Les plaidoiries finales du procès de Jimmy Lai, figure emblématique du mouvement pro-démocratie à Hong Kong, se sont achevées jeudi après 156 jours d’audience. Le verdict n’a pas encore été rendu, mais cette affaire est considérée comme l’un des tests les plus marquants de l’état de droit dans l’ancienne colonie britannique depuis l’imposition par Pékin de la loi sur la sécurité nationale.
Âgé de 77 ans, Jimmy Lai est accusé de deux chefs de complot en vue de collusion avec des forces étrangères et d’un chef de complot en vue de publier des documents séditieux. Le fondateur du quotidien Apple Daily, fermé en 2021 dans le cadre de la répression des voix dissidentes, a plaidé non coupable.

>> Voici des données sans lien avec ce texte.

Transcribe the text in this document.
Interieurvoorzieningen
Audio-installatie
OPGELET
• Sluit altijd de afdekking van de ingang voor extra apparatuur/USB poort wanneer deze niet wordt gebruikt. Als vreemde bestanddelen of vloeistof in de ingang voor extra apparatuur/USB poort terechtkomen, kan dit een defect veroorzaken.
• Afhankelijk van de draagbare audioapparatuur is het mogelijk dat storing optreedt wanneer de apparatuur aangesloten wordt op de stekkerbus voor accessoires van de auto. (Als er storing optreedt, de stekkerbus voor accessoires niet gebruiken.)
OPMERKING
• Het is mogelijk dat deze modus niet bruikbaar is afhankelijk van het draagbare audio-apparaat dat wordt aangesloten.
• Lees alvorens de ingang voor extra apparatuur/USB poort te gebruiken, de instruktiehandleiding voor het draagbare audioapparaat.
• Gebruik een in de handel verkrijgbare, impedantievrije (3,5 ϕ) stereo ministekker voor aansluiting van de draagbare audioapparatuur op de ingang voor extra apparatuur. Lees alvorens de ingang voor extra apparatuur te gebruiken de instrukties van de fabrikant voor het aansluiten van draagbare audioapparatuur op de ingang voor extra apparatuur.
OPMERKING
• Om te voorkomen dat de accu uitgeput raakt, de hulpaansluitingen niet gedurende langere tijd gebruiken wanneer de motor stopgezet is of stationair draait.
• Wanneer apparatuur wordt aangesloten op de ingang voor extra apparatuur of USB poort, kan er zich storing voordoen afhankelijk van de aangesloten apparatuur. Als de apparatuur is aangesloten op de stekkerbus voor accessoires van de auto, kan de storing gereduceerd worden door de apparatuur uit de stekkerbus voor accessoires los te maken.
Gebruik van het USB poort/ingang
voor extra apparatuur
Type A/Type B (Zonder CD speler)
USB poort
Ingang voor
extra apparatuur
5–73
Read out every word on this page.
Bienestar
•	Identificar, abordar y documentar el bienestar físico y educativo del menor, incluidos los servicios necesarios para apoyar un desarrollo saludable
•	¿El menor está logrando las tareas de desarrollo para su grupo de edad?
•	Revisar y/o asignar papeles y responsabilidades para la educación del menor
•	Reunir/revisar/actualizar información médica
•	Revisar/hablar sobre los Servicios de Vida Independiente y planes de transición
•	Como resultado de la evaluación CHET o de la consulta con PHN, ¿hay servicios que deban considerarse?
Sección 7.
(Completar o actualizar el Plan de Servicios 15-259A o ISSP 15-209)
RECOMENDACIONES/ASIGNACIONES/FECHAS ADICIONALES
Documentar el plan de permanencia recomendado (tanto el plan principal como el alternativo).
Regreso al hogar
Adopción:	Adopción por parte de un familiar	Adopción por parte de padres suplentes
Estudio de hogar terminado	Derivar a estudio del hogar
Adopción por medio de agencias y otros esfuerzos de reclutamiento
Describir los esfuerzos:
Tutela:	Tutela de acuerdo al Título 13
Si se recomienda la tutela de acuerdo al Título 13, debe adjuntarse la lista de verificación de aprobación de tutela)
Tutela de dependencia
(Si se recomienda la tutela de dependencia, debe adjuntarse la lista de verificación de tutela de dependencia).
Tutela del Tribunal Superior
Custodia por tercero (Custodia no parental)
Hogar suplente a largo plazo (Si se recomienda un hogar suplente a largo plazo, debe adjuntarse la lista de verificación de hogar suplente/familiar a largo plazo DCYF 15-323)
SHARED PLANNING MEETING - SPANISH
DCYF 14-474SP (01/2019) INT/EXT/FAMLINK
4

Le procès, ouvert en décembre 2023, est devenu un symbole de l’érosion des libertés dans le centre financier asiatique depuis les vastes manifestations pro-démocratie de 2019. Pékin a imposé l’année suivante une législation drastique qui punit sévèrement toute activité jugée subversive, séparatiste, terroriste ou de collusion avec l’étranger.
Interrogée sur la date du verdict, la juge Esther Toh a seulement indiqué qu’il serait rendu « en temps utile ». Ce flou prolonge l’attente d’un jugement suivi de près par les chancelleries occidentales.
Les États-Unis et plusieurs autres pays ont dénoncé un procès à caractère politique et exigé la libération immédiate de Lai. Les autorités chinoises et hongkongaises assurent de leur côté que l’homme d’affaires bénéficie d’un procès équitable, rejetant toute ingérence étrangère dans ce qu’elles considèrent comme une affaire de sécurité nationale.
Ce jugement à venir devrait peser lourdement sur la perception internationale de Hong Kong, longtemps vanté pour son système judiciaire indépendant, et désormais au cœur des critiques quant à la mainmise grandissante de Pékin.